Well look at him now. Standing on top of that M-sport Fiesta on the banks of Llyn Brenig on Sunday there were no traces of the boy who slinked away from Rally GB two years ago. We were watching a man, a champion, a leader and a driver completely in control of his own destiny.

So how do we explain this transforma­tion? Well it’s not so difficult. Evans was a boy two years ago doing the bidding of other men. Now he’s very much a man, making his own decisions and in control of his own destiny.

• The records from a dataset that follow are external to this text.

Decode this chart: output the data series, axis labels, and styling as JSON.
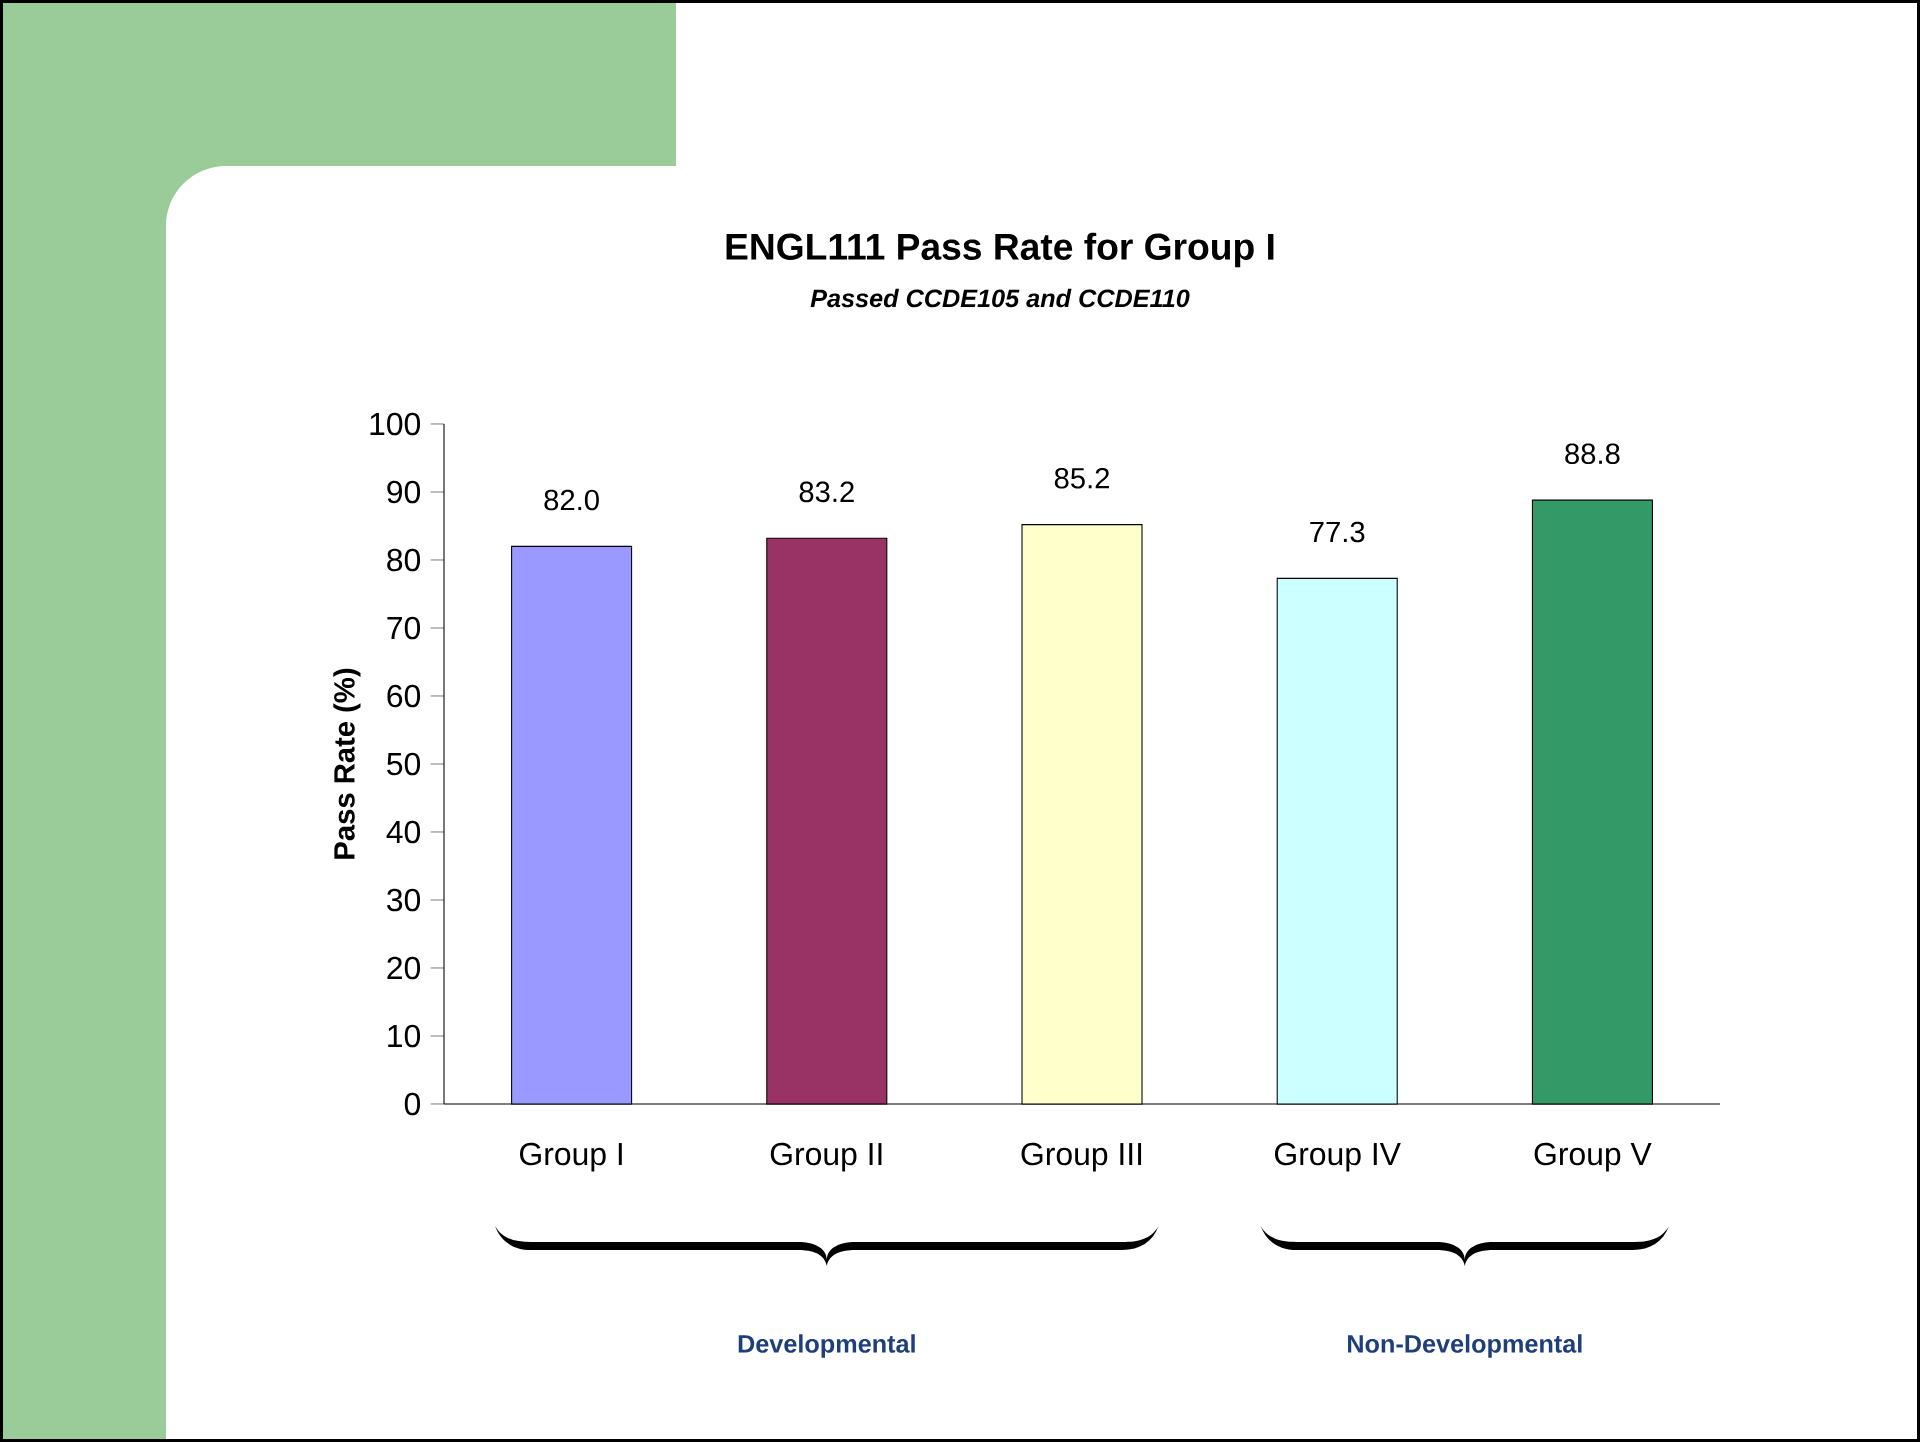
{
  "chart_data": {
    "type": "bar",
    "title": "ENGL111 Pass Rate for Group I",
    "subtitle": "Passed CCDE105 and CCDE110",
    "ylabel": "Pass Rate (%)",
    "categories": [
      "Group I",
      "Group II",
      "Group III",
      "Group IV",
      "Group V"
    ],
    "values": [
      82.0,
      83.2,
      85.2,
      77.3,
      88.8
    ],
    "colors": [
      "#9999ff",
      "#993366",
      "#ffffcc",
      "#ccffff",
      "#339966"
    ],
    "value_labels": [
      "82.0",
      "83.2",
      "85.2",
      "77.3",
      "88.8"
    ],
    "ylim": [
      0,
      100
    ],
    "yticks": [
      0,
      10,
      20,
      30,
      40,
      50,
      60,
      70,
      80,
      90,
      100
    ],
    "annotations": [
      "Developmental",
      "Non-Developmental"
    ]
  }
}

But it would be entirely unfair of me to at all criticise the process and the schooling that young Evans has been put through. Two men have directed that and deserve enormous credit. Elfyn’s dad Gwyndaf is by all accounts a hard task master. But all of that tough love that drove young Elfyn on in the early years was delivered with the utmost loyalty, sincerity and dedication. Elfyn had the perfect role model, and always knew that whatever happened, his father would have his back.

And then there is Malcolm Wilson. There is no better man at spotting and developing young talent in rallying. He has his own style and his own way, but it works. Just look at the current crop. Tanak and Evans were both demoted and made to work hard to repay Wilson’s faith and investment. There are big parallels in the rise of these two boys not just as drivers but as men. Wilson knows when he wants completely subservien­ce, and he knows when it’s time to allow the boy to emerge as the man, a free thinking, responsibl­e and determined challenger fully prepared to deliver.

What a transforma­tion, what a drive, what a win and what a prospect. Roll on 2018, for the first time in the best part of two decades, British rally fans will have the joy of watching two home grown drivers battling it out for the drivers’ title.